You now want to walk backwards from the **Error line thrown by the WebI Processing Server, to the actual root error.

It's easier to see this if you enable text indent, by going ot View -> Indent Text According to Scope. When you enable this, you'll see that the Text column becomes very colorful:

What the color lines define is scope.   Scope defines the depth of calls that are made internally to service a request.  For example, the WebI Processing Server invokes a request to the DSL Bridge Service.  This request is logged by a "START OUTGOING CALL" line in the WebI Processing Server trace file, that indicates that a call was made to the APS.  The APS trace file will log this request by a "START INCOMING CALL" line identifying the requester as a WebI Processing Server. The call scope has gone one deep.  When the APS returns a response to the WebI Processing Servier, it logs "END INCOMING CALL", and the WebI Processing Server logs "END OUTGOING CALL".

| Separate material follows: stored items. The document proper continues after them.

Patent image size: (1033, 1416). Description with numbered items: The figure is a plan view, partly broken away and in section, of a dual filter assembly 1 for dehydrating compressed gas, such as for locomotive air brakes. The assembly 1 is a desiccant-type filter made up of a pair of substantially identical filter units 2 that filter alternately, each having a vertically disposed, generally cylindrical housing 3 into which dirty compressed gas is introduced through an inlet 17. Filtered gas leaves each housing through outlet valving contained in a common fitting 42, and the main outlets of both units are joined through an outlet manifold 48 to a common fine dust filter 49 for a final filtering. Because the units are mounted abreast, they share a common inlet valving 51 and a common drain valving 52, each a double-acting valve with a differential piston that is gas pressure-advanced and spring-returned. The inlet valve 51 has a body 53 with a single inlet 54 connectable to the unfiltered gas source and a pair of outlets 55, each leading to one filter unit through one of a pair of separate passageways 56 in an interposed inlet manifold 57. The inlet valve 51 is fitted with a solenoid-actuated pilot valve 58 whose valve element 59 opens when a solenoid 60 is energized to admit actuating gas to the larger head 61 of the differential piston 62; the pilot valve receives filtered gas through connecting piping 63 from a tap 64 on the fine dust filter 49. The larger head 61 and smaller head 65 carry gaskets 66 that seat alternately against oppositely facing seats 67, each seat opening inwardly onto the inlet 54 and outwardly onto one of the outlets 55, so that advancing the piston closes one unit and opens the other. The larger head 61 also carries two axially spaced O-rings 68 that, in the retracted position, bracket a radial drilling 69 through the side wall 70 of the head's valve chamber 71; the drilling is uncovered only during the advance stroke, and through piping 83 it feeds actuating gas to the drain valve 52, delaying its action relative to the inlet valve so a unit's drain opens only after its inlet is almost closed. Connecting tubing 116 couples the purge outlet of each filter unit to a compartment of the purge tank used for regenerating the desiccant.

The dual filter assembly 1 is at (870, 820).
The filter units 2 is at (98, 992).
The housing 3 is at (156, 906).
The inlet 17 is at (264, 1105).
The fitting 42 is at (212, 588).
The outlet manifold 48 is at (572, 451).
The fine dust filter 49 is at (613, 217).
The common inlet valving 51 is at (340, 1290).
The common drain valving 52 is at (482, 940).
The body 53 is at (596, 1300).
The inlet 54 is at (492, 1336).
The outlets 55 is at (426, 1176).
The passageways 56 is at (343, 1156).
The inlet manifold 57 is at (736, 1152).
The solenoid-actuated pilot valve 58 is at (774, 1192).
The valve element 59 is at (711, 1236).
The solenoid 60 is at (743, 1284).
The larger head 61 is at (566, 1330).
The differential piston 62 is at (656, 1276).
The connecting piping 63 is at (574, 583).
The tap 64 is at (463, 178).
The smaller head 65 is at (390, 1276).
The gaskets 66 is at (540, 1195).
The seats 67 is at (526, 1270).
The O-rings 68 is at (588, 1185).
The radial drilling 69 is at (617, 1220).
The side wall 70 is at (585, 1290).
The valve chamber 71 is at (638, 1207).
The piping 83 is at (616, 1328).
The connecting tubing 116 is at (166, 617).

So from the "**Error" line identified earlier, follow the depth of call upwards until one encounters the first line in the trace with Trace column equal to Error.  You can see in the above screenshot that the root cause error actually originated in the APS, in the DSL Bridge Service.  The actual roor error is:

"Password logon no longer possible - too many failed attempts on <host>"

Someone had tried to log onto the SAP BW system using my account, but with the wrong password.

That someone was me, of course.  I had an old WebI document recurring schedule that was running, and I forgot to stop it before updating my password on my BW system.   Instant lock-up!

Stopping the schedule, logging onto the BW under another admin account, and unlocking the User resolved this issue.

Final Words

So you can see how End-to-End traces came in handy here.

You can ask yourself, "Well gee, why didn't WebI just tell the end User that the Password was invalid?"

That touches on one of the security considerations that went into the design of BI Platform.  If the system provides too much information concerning a logon failure, then a nefarious intruder can use that knowledge to try and hack into the system.  And that's not what anyone wants.

Even though this design makes troubleshooting a bit difficult, the availability of the End-to-End tool greatly mitigates the pain in getting to the root cause.